- Developer: Furcula
- Publisher: Annapurna Interactive
- Designers: Toby Dixon, Iggy Zuk
- Composer: Sam Webster
- Platforms: Windows; PlayStation 5; Xbox Series X/S; Nintendo Switch;
- Release: November 18, 2025
- Genres: Adventure, Creature collector
- Mode: Single-player ;

= Morsels =

Morsels is a roguelite creature collector developed by Toronto based indie developer Furcula and published by Annapurna Interactive. It released on November 18, 2025 for Windows, Xbox Series X and S, PlayStation 5, and Nintendo Switch.

== Development ==
The game was announced in August 2024. Development is led by Toby Dixon. As of June 2025, a demo was playable on Steam. As of November 2025, it's now available for purchase on Steam, Windows, PlayStation 5, Xbox Series X/S and Nintendo Switch.

== Gameplay ==
Players take on the role of a mouse, exploring the sewers for food and collecting monsters called Morsels. Morsels have unique abilities, encouraging the player to switch between them during combat strategically. Combat features fast-paced shooting mechanics and is played from a top-down perspective. The game is described as having "roguelite action", where each run can be unique. Between levels, the player will encounter characters that offer items, rewards, or minigames. Occasionally, these characters may take something away from the player.

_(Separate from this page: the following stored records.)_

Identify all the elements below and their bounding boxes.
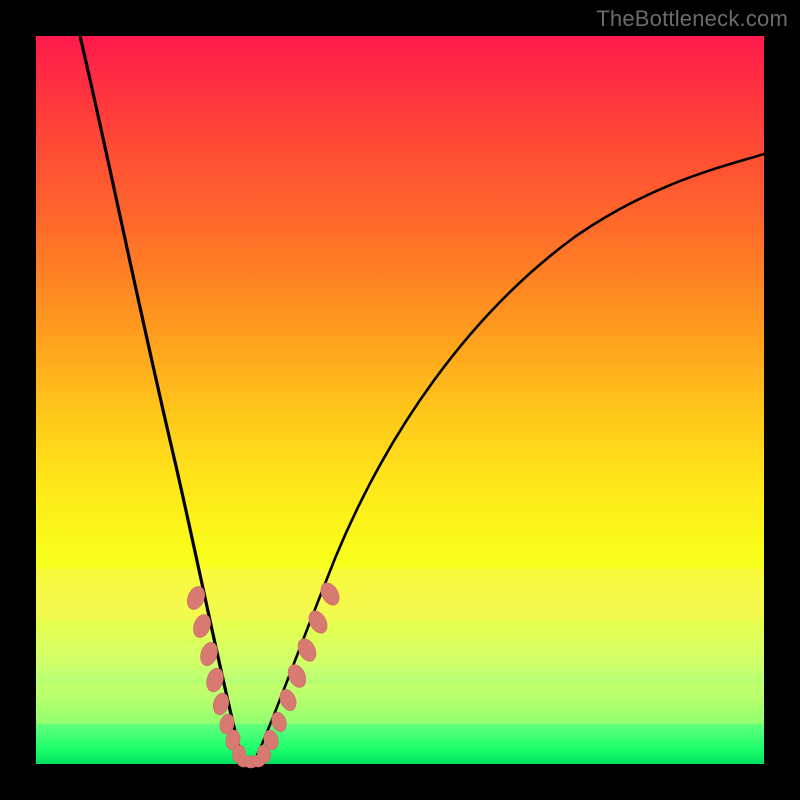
curve-right-branch: [254, 154, 764, 762]
curve-group: [80, 36, 764, 762]
plot-area: [36, 36, 764, 764]
marker-dot: [269, 710, 288, 733]
marker-dot: [204, 666, 226, 693]
marker-dot: [285, 662, 310, 691]
bottleneck-curve-svg: [36, 36, 764, 764]
marker-dot: [294, 636, 319, 665]
chart-frame: TheBottleneck.com: [0, 0, 800, 800]
marker-dot: [198, 640, 221, 668]
watermark-text: TheBottleneck.com: [596, 6, 788, 32]
curve-left-branch: [80, 36, 248, 762]
marker-dot: [277, 687, 299, 713]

The player can wield three Morsel cards at a time. Each Morsel has its own attack, dodge, and special ability.

==Reception==
Morsels received mixed or average reviews upon release, according to Metacritic. GamesRadar+ awarded the game 3.5/5 stars, complimenting the game's art design and visuals while criticizing the upgrades and "death loop". In a more positive review, Gameliner awarded the title a 4/5, praising the rougelite loop, soundtrack, and minigames.